Awards Support Emerging Scholars of American Art with Fellowships Advancing Doctoral Research and Writing
Olivia Comstock standing in front of a lush garden while smiling

The Department of Art History is proud to announce that Olivia Comstock has been awarded a 2025 Luce/ACLS Dissertation Fellowship in American Art. The program is made possible by a grant from the Henry Luce Foundation and administered by the American Council of Learned Societies (ACLS).

Comstock is one of seven emerging scholars awarded for their promising doctoral research on the history of the visual arts in the United States. The awards are designed to promote scholarship that advances and expands the field of art history, including research that elevates voices, narratives, and subjects that have been historically underrepresented in the academy, including all facets of Native American art. Each fellow receives $42,000 to support one year of research, writing, and fellowship-related travel between July 2025 and May 2027.

“The Henry Luce Foundation remains wholeheartedly committed to support for doctoral education in American art through the dissertation fellowships administered by our excellent partners at ACLS,” said Teresa Carbone, Program Director for American Art at the Henry Luce Foundation. “The Foundation is pleased, each year, to recognize excellence, new thinking, and new voices in the field, and to provide flexible funding that best serves the plans and needs of these rising field leaders.”

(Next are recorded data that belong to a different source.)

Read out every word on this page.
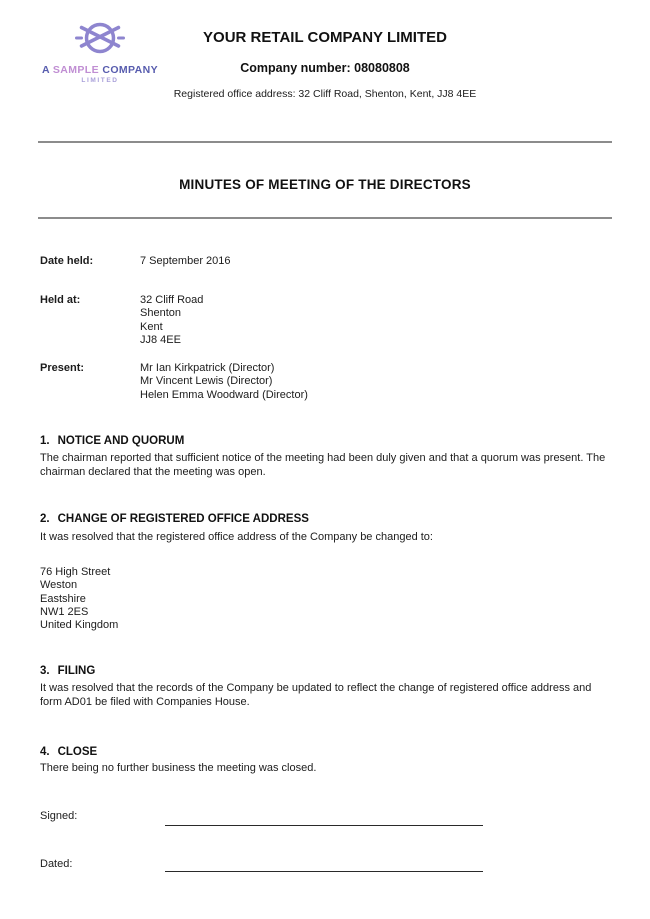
A SAMPLE COMPANY
LIMITED
YOUR RETAIL COMPANY LIMITED
Company number: 08080808
Registered office address: 32 Cliff Road, Shenton, Kent, JJ8 4EE
MINUTES OF MEETING OF THE DIRECTORS
Date held:	7 September 2016
Held at:	32 Cliff Road
Shenton
Kent
JJ8 4EE
Present:	Mr Ian Kirkpatrick (Director)
Mr Vincent Lewis (Director)
Helen Emma Woodward (Director)
1. NOTICE AND QUORUM
The chairman reported that sufficient notice of the meeting had been duly given and that a quorum was present. The chairman declared that the meeting was open.
2. CHANGE OF REGISTERED OFFICE ADDRESS
It was resolved that the registered office address of the Company be changed to:
76 High Street
Weston
Eastshire
NW1 2ES
United Kingdom
3. FILING
It was resolved that the records of the Company be updated to reflect the change of registered office address and form AD01 be filed with Companies House.
4. CLOSE
There being no further business the meeting was closed.
Signed:
Dated:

Comstock’s research critiques the antagonistic relationship between the studio craft movement, economic precarity, and race by providing the first study of Allen Fannin (1939 –2004), a studio craft practitioner known for his spinning and weaving between the 1960s and 1980s. Fannin’s frank appraisal of what he called “The Black Craftsman Situation” identified the limits of studio craft for those with “nitty-gritty needs.” This project gathers previously unarchived materials to examine different facets of Fannin’s practice: texture, how-to manuals, commercial production, and pedagogy. By considering the social and material stakes of Fannin’s work, this project pushes the field of American art to consider where race is found in the materials, techniques, and objects of American history.

“Over the last thirty-three years, alumni of this program have helped shape and transform the evolving field of American art history,” said ACLS Program Officer Alison Chang. “This year’s fellows show great potential to impact the field, and we are excited to support them as they chart new scholarly pathways.”